O conceito de doença mental (ou doença psíquica) abrange não apenas aspectos patológicos do individuo mas também aspectos de carácter social (desvio das normas). A doença mental é um conceito amplo (objectivo, subjectivo e social) que abrange as alterações da vivência e dos comportamentos do homem desde as alterações dos estados de animo às alterações do pensamento.
O diagnóstico de doença mental implica o uso de indicadores de carácter individual mas também colectivo. A doença mental pode ser definida como um estado de desequilíbrio susceptível de levar a pessoa a uma situação de desadaptação social, mas sobretudo à perda de liberdade interior.
A ideia da “loucura” (de perder a razão) é provavelmente o medo que mais tem perturbado o Homem. Por isso mesmo a “loucura” tem gerado nos homens (que se consideram sãos) ao longo dos tempos os mais variados sentimentos e atitudes, desde o horror à mais defensiva agressividade.
Do Alienado ao Enfermo
O Alienado (estranho ao sentir humano) tem sido vítima de uma série de práticas desumanas e só por si “alienantes”. Desde os autos de fé, às troças públicas. Desde as benzeduras às “psicoterapias” isotéricas e míticas. … Todas promovendo o isolamento e o estigma. A imagem que as pessoas têm da “loucura” está relacionada com as “Psicoses” (Esquizofrenia e Doença bipolar) .
As pessoas associam os doentes com: Dificuldades de comunicação, auto-negligência e comportamento violento.
Num estudo recente (Crisp et al, 2000) 71% dos inquiridos considerou que as pessoas com Esquizofrenia eram perigosas. Em outros estudos a Esquizofrenia aparece como a condição mais “geradora” de comportamento violento apenas depois das “toxicodependências”.
A doença mental tem sido muito estigmatizada pelas sociedades ditas “civilizadas”. O estigma tem origem na ignorância e em falsas crenças acerca da natureza e do “espectro” da doença mental.
A tolerância das sociedades à doença mental varia com a cultura. A resposta das Sociedades foi muitas vezes a criação de instituições asilares fechadas e longe dos centros residenciais (em ilhas como na Grécia e Finlândia)
No Reino Unido o número de Instituições asilares passou de 9 em 1827 para 77 em 1900. A localização e a arquitectura de tais instituições contribuiu muito para o reforço do estigma e do isolamento das pessoas com doença mental. Num estudo de 1990 (Leff et al.) realizado no Reino Unido, 3⁄4 dos doentes de “evolução prolongada” não tinham qualquer contacto com os seus familiares. Por outro lado o isolamento a que a institucionalização remete leva a uma crescente dificuldade de integração social. Assim, a pessoa com doença mental vê-se “desadaptada” não apenas pela sua condição mas também pelo estigma e isolamento.

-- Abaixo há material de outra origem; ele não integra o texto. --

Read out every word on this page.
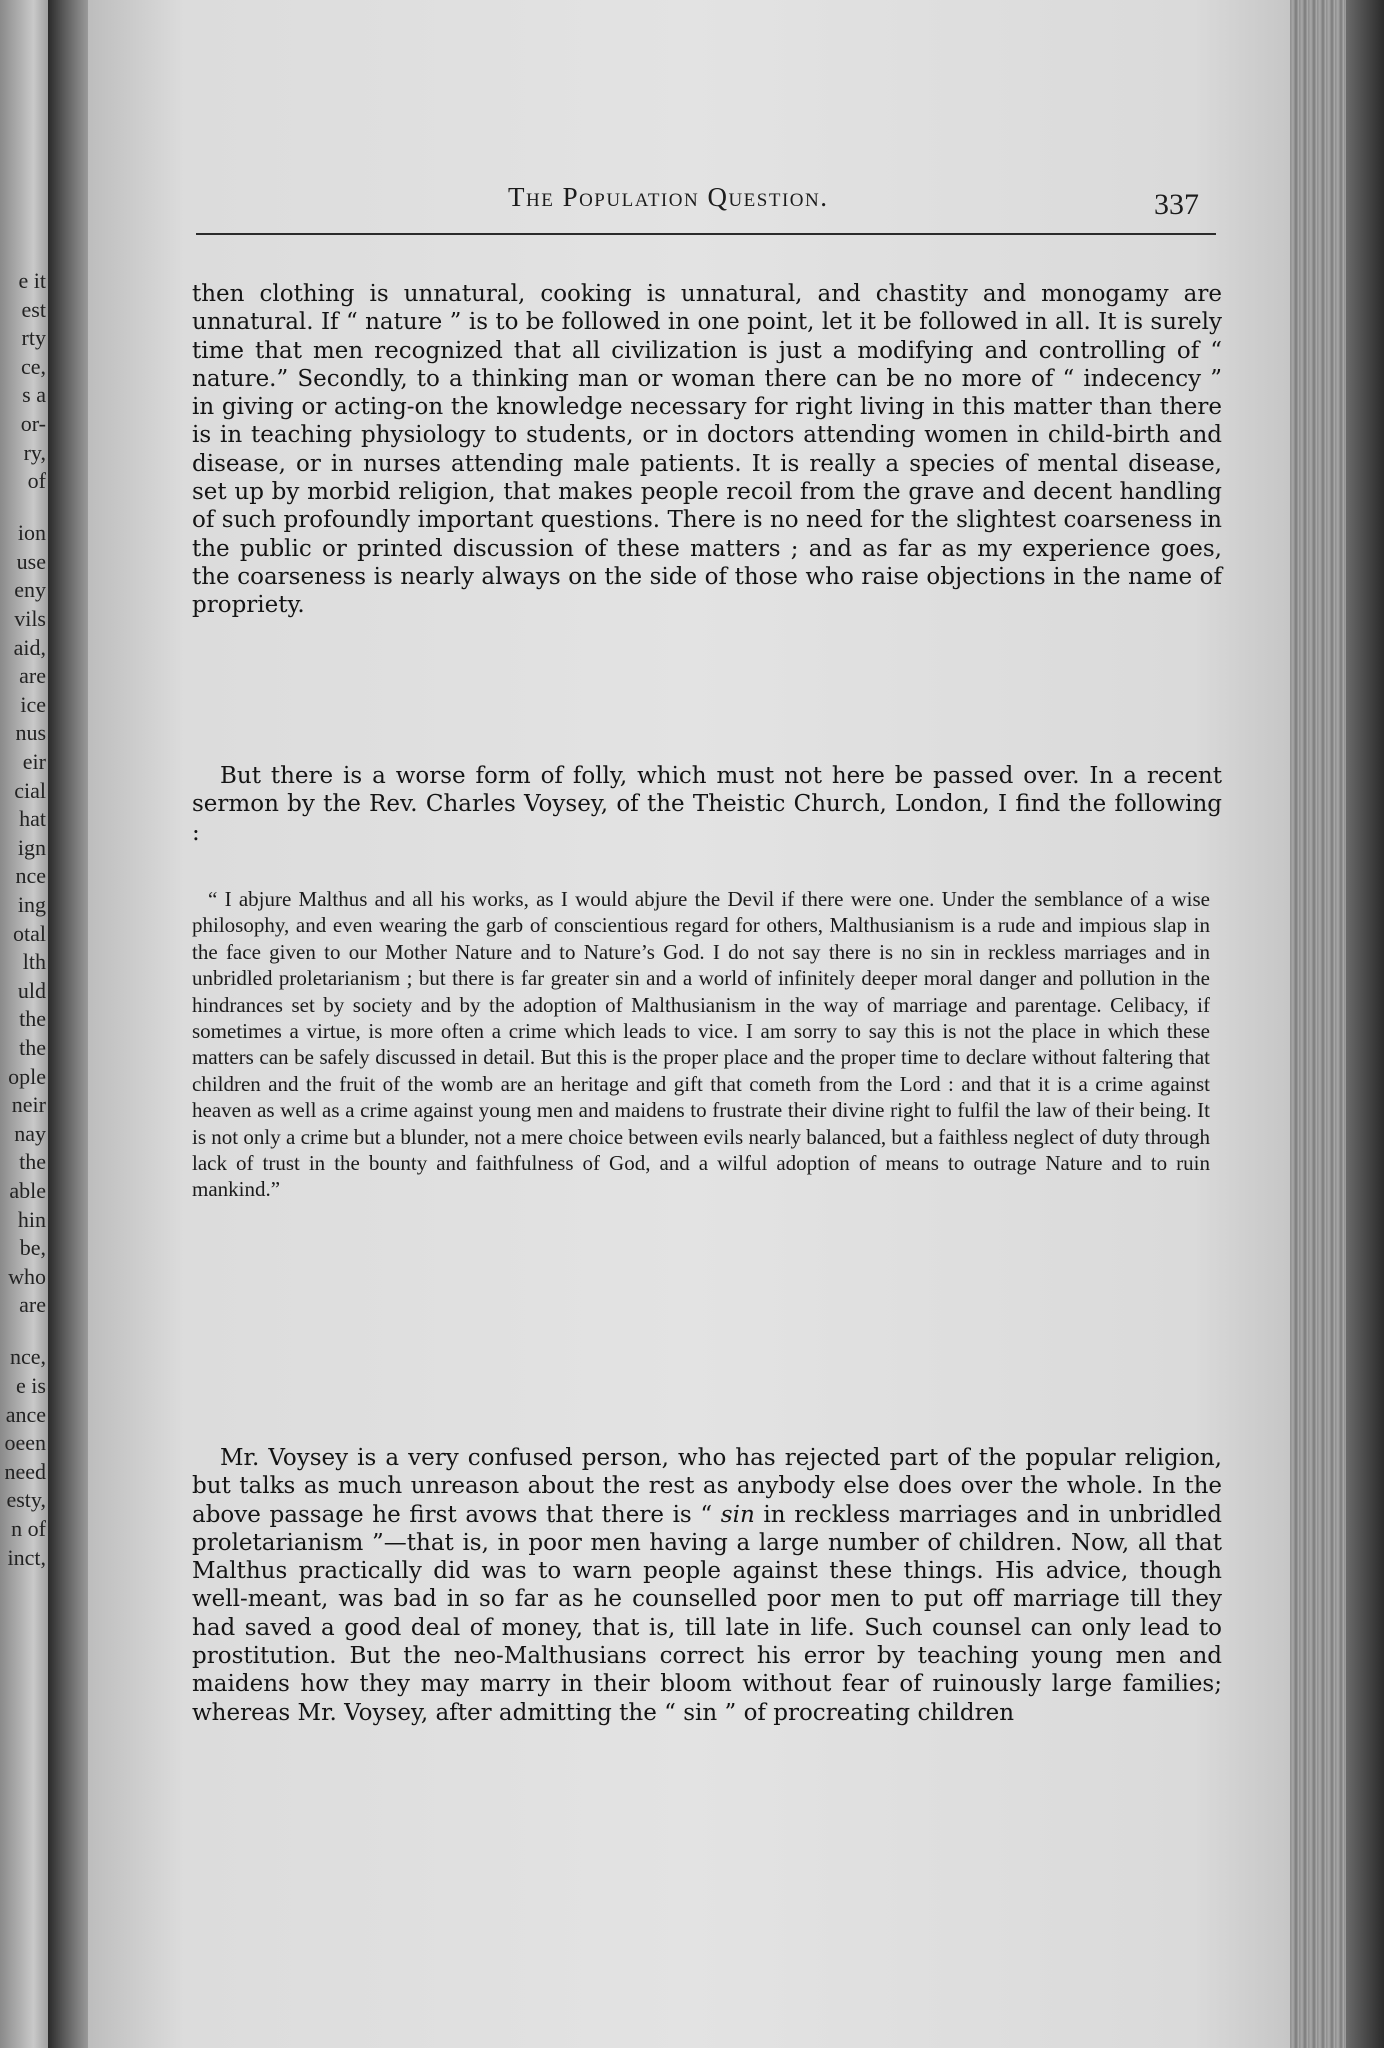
e it
est
rty
ce,
s a
or-
ry,
of
ion
use
eny
vils
aid,
are
ice
nus
eir
cial
hat
ign
nce
ing
otal
lth
uld
the
the
ople
neir
nay
the
able
hin
be,
who
are
nce,
e is
ance
oeen
need
esty,
n of
inct,
The Population Question.	337
then clothing is unnatural, cooking is unnatural, and chastity and monogamy are unnatural. If “ nature ” is to be followed in one point, let it be followed in all. It is surely time that men recognized that all civilization is just a modifying and controlling of “ nature.” Secondly, to a thinking man or woman there can be no more of “ indecency ” in giving or acting-on the knowledge necessary for right living in this matter than there is in teaching physiology to students, or in doctors attending women in child-birth and disease, or in nurses attending male patients. It is really a species of mental disease, set up by morbid religion, that makes people recoil from the grave and decent handling of such profoundly important questions. There is no need for the slightest coarseness in the public or printed discussion of these matters ; and as far as my experience goes, the coarseness is nearly always on the side of those who raise objections in the name of propriety.
But there is a worse form of folly, which must not here be passed over. In a recent sermon by the Rev. Charles Voysey, of the Theistic Church, London, I find the following :
“ I abjure Malthus and all his works, as I would abjure the Devil if there were one. Under the semblance of a wise philosophy, and even wearing the garb of conscientious regard for others, Malthusianism is a rude and impious slap in the face given to our Mother Nature and to Nature’s God. I do not say there is no sin in reckless marriages and in unbridled proletarianism ; but there is far greater sin and a world of infinitely deeper moral danger and pollution in the hindrances set by society and by the adoption of Malthusianism in the way of marriage and parentage. Celibacy, if sometimes a virtue, is more often a crime which leads to vice. I am sorry to say this is not the place in which these matters can be safely discussed in detail. But this is the proper place and the proper time to declare without faltering that children and the fruit of the womb are an heritage and gift that cometh from the Lord : and that it is a crime against heaven as well as a crime against young men and maidens to frustrate their divine right to fulfil the law of their being. It is not only a crime but a blunder, not a mere choice between evils nearly balanced, but a faithless neglect of duty through lack of trust in the bounty and faithfulness of God, and a wilful adoption of means to outrage Nature and to ruin mankind.”
Mr. Voysey is a very confused person, who has rejected part of the popular religion, but talks as much unreason about the rest as anybody else does over the whole. In the above passage he first avows that there is “ sin in reckless marriages and in unbridled proletarianism ”—that is, in poor men having a large number of children. Now, all that Malthus practically did was to warn people against these things. His advice, though well-meant, was bad in so far as he counselled poor men to put off marriage till they had saved a good deal of money, that is, till late in life. Such counsel can only lead to prostitution. But the neo-Malthusians correct his error by teaching young men and maidens how they may marry in their bloom without fear of ruinously large families; whereas Mr. Voysey, after admitting the “ sin ” of procreating children
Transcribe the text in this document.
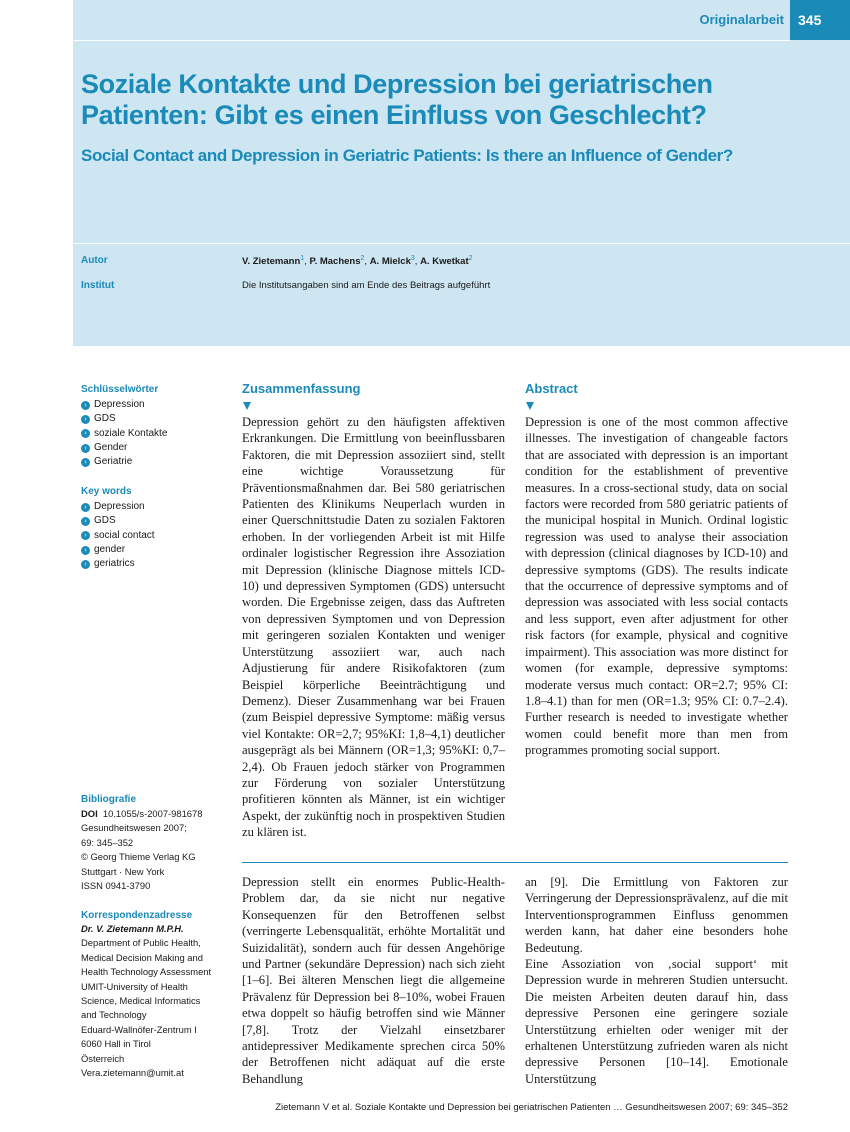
Originalarbeit	345
Soziale Kontakte und Depression bei geriatrischen Patienten: Gibt es einen Einfluss von Geschlecht?
Social Contact and Depression in Geriatric Patients: Is there an Influence of Gender?
Autor	V. Zietemann$^1$, P. Machens$^2$, A. Mielck$^3$, A. Kwetkat$^2$
Institut	Die Institutsangaben sind am Ende des Beitrags aufgeführt
Schlüsselwörter
› Depression
› GDS
› soziale Kontakte
› Gender
› Geriatrie
Key words
› Depression
› GDS
› social contact
› gender
› geriatrics
Bibliografie
DOI 10.1055/s-2007-981678
Gesundheitswesen 2007;
69: 345–352
© Georg Thieme Verlag KG
Stuttgart · New York
ISSN 0941-3790
Korrespondenzadresse
Dr. V. Zietemann M.P.H.
Department of Public Health,
Medical Decision Making and
Health Technology Assessment
UMIT-University of Health
Science, Medical Informatics
and Technology
Eduard-Wallnöfer-Zentrum I
6060 Hall in Tirol
Österreich
Vera.zietemann@umit.at
Zusammenfassung
Depression gehört zu den häufigsten affektiven Erkrankungen. Die Ermittlung von beeinflussbaren Faktoren, die mit Depression assoziiert sind, stellt eine wichtige Voraussetzung für Präventionsmaßnahmen dar. Bei 580 geriatrischen Patienten des Klinikums Neuperlach wurden in einer Querschnittstudie Daten zu sozialen Faktoren erhoben. In der vorliegenden Arbeit ist mit Hilfe ordinaler logistischer Regression ihre Assoziation mit Depression (klinische Diagnose mittels ICD-10) und depressiven Symptomen (GDS) untersucht worden. Die Ergebnisse zeigen, dass das Auftreten von depressiven Symptomen und von Depression mit geringeren sozialen Kontakten und weniger Unterstützung assoziiert war, auch nach Adjustierung für andere Risikofaktoren (zum Beispiel körperliche Beeinträchtigung und Demenz). Dieser Zusammenhang war bei Frauen (zum Beispiel depressive Symptome: mäßig versus viel Kontakte: OR=2,7; 95%KI: 1,8–4,1) deutlicher ausgeprägt als bei Männern (OR=1,3; 95%KI: 0,7–2,4). Ob Frauen jedoch stärker von Programmen zur Förderung von sozialer Unterstützung profitieren könnten als Männer, ist ein wichtiger Aspekt, der zukünftig noch in prospektiven Studien zu klären ist.
Abstract
Depression is one of the most common affective illnesses. The investigation of changeable factors that are associated with depression is an important condition for the establishment of preventive measures. In a cross-sectional study, data on social factors were recorded from 580 geriatric patients of the municipal hospital in Munich. Ordinal logistic regression was used to analyse their association with depression (clinical diagnoses by ICD-10) and depressive symptoms (GDS). The results indicate that the occurrence of depressive symptoms and of depression was associated with less social contacts and less support, even after adjustment for other risk factors (for example, physical and cognitive impairment). This association was more distinct for women (for example, depressive symptoms: moderate versus much contact: OR=2.7; 95% CI: 1.8–4.1) than for men (OR=1.3; 95% CI: 0.7–2.4). Further research is needed to investigate whether women could benefit more than men from programmes promoting social support.
Depression stellt ein enormes Public-Health-Problem dar, da sie nicht nur negative Konsequenzen für den Betroffenen selbst (verringerte Lebensqualität, erhöhte Mortalität und Suizidalität), sondern auch für dessen Angehörige und Partner (sekundäre Depression) nach sich zieht [1–6]. Bei älteren Menschen liegt die allgemeine Prävalenz für Depression bei 8–10%, wobei Frauen etwa doppelt so häufig betroffen sind wie Männer [7,8]. Trotz der Vielzahl einsetzbarer antidepressiver Medikamente sprechen circa 50% der Betroffenen nicht adäquat auf die erste Behandlung
an [9]. Die Ermittlung von Faktoren zur Verringerung der Depressionsprävalenz, auf die mit Interventionsprogrammen Einfluss genommen werden kann, hat daher eine besonders hohe Bedeutung.
Eine Assoziation von ‚social support‘ mit Depression wurde in mehreren Studien untersucht. Die meisten Arbeiten deuten darauf hin, dass depressive Personen eine geringere soziale Unterstützung erhielten oder weniger mit der erhaltenen Unterstützung zufrieden waren als nicht depressive Personen [10–14]. Emotionale Unterstützung
Zietemann V et al. Soziale Kontakte und Depression bei geriatrischen Patienten … Gesundheitswesen 2007; 69: 345–352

Os avanços das neurociências, particularmente da psicofarmacologia e a consciência da necessidade de reabilitação e de inclusão social na comunidade levaram a programas de desinstitucionalização reinserção comunitária.
Quando não foi possível a reintegração familiar tentou-se a colocação das pessoas com doença mental de “evolução prolongada” em residências na comunidade. Tais programas implicavam “oficinas protegidas” ou “emprego apoiado”. Tal transição não é fácil por vários motivos. Importa antes de mais um maior esclarecimento sobre a doença mental e a promoção de uma mudança de atitude social.
Qualquer política de saúde mental que tenha como objectivo prevenir o isolamento das pessoas com doença mental passa necessariamente por um estudo realista do contexto social. A promoção da família como recurso afectivo e a sensibilização e responsabilização da comunidade, são medidas fundamentais de um programa que se deve iniciar precocemente nas novas gerações.